Das Land Hessen fördert zudem Beratungen zur Steigerung der Leistungs- und Wettbewerbsfähigkeit der Betriebe sowie zur Verbesserung der Qualifikation der Unternehmer. Gefördert werden Beratungen zur Erleichterung von Gründungen und Wachstum, Verbesserung unternehmerischer Qualifikation, Anpassung an neue Technologien und Umweltstandards, Hilfe in besonderen Fällen und Erhöhung der Absatzchancen, insbesondere der Erleichterung des Zugangs zu überregionalen und internationalen Märkten.
Unterstützt werden ferner Projekte und sonstige Maßnahmen zur Stärkung der Gründungsbereitschaft, Steigerung der Wettbewerbsfähigkeit und Verbesserung unternehmerischer Qualifikation in Hessen sowie regionale Gründungsoffensiven. Antragsberechtigt sind kleine und mittlere Unternehmen (KMU) gemäß KMU-Definition der EU, Angehörige der Freien Berufe sowie andere Projetktträger.
Zinsverbilligten Darlehen der Kreditanstalt für Wiederaufbau und der Wirtschafts- und Infrastrukturbank Hessen (Wibank) kann man zudem direkt über Ihre Hausbank beantragen.

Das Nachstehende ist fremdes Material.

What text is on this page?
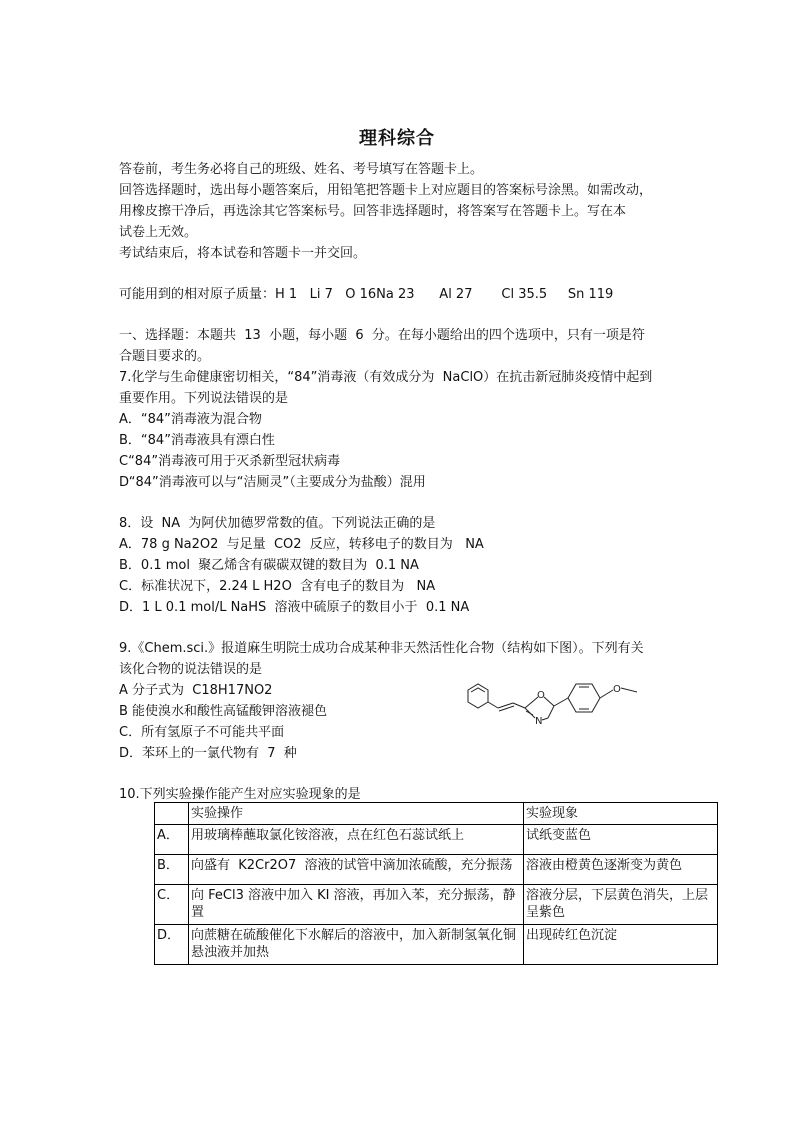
理科综合
答卷前，考生务必将自己的班级、姓名、考号填写在答题卡上。
回答选择题时，选出每小题答案后，用铅笔把答题卡上对应题目的答案标号涂黑。如需改动，
用橡皮擦干净后，再选涂其它答案标号。回答非选择题时，将答案写在答题卡上。写在本
试卷上无效。
考试结束后，将本试卷和答题卡一并交回。
可能用到的相对原子质量：H 1   Li 7   O 16Na 23      Al 27       Cl 35.5     Sn 119
一、选择题：本题共  13  小题，每小题  6  分。在每小题给出的四个选项中，只有一项是符
合题目要求的。
7.化学与生命健康密切相关，“84”消毒液（有效成分为  NaClO）在抗击新冠肺炎疫情中起到
重要作用。下列说法错误的是
A．“84”消毒液为混合物
B．“84”消毒液具有漂白性
C“84”消毒液可用于灭杀新型冠状病毒
D“84”消毒液可以与“洁厕灵”（主要成分为盐酸）混用
8．设  NA  为阿伏加德罗常数的值。下列说法正确的是
A．78 g Na2O2  与足量  CO2  反应，转移电子的数目为   NA
B．0.1 mol  聚乙烯含有碳碳双键的数目为  0.1 NA
C．标准状况下，2.24 L H2O  含有电子的数目为   NA
D．1 L 0.1 mol/L NaHS  溶液中硫原子的数目小于  0.1 NA
9.《Chem.sci.》报道麻生明院士成功合成某种非天然活性化合物（结构如下图）。下列有关
该化合物的说法错误的是
A 分子式为  C18H17NO2
B 能使溴水和酸性高锰酸钾溶液褪色
C．所有氢原子不可能共平面
D．苯环上的一氯代物有  7  种
O
N
O
10.下列实验操作能产生对应实验现象的是
	实验操作	实验现象
A．	用玻璃棒蘸取氯化铵溶液，点在红色石蕊试纸上	试纸变蓝色
B．	向盛有  K2Cr2O7  溶液的试管中滴加浓硫酸，充分振荡	溶液由橙黄色逐渐变为黄色
C．	向 FeCl3 溶液中加入 KI 溶液，再加入苯，充分振荡，静置	溶液分层，下层黄色消失，上层呈紫色
D．	向蔗糖在硫酸催化下水解后的溶液中，加入新制氢氧化铜悬浊液并加热	出现砖红色沉淀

Zu den Fusionsplänen der Deutschen Börse mit der London Stock Exchange zu einem gemeinsamen Unternehmen mit Hauptsitz London, sehen wir Grüne die Fusion in der geplanten Form aus einer ganzen Reihe von Gründen sehr skeptisch entgegen. Gründe reichen von der Bedeutung für die Entwicklung des Finanzplatzes Frankfurt und der Sicherung seiner Arbeitsplätze über Fragen der Börsenaufsicht und der Finanzmarktregulierung bis zu den Folgen des Brexit. Da der Sitz der gemeinsamen Börsen-Holding offenbar weiterhin London sein soll, steht zudem zu befürchten, dass am Standort Frankfurt/Eschborn überproportional viele Arbeitsplätze bei der Börse selbst, aber auch bei den von ihr abhängigen Dienstleistern verloren gehen. Die Prüfung der Fusionspläne durch die Aufsichts- und Kartellbehörden in beiden Ländern sowie durch die Europäische Union steht noch aus. Abgesehen von diesen aufsichtsrechtlichen Entscheidungen, die nach strengen formalen Kriterien zu treffen sind, liegt es bei der Deutschen Börse, ihrer Verantwortung für den Finanzplatz Frankfurt gerecht zu werden.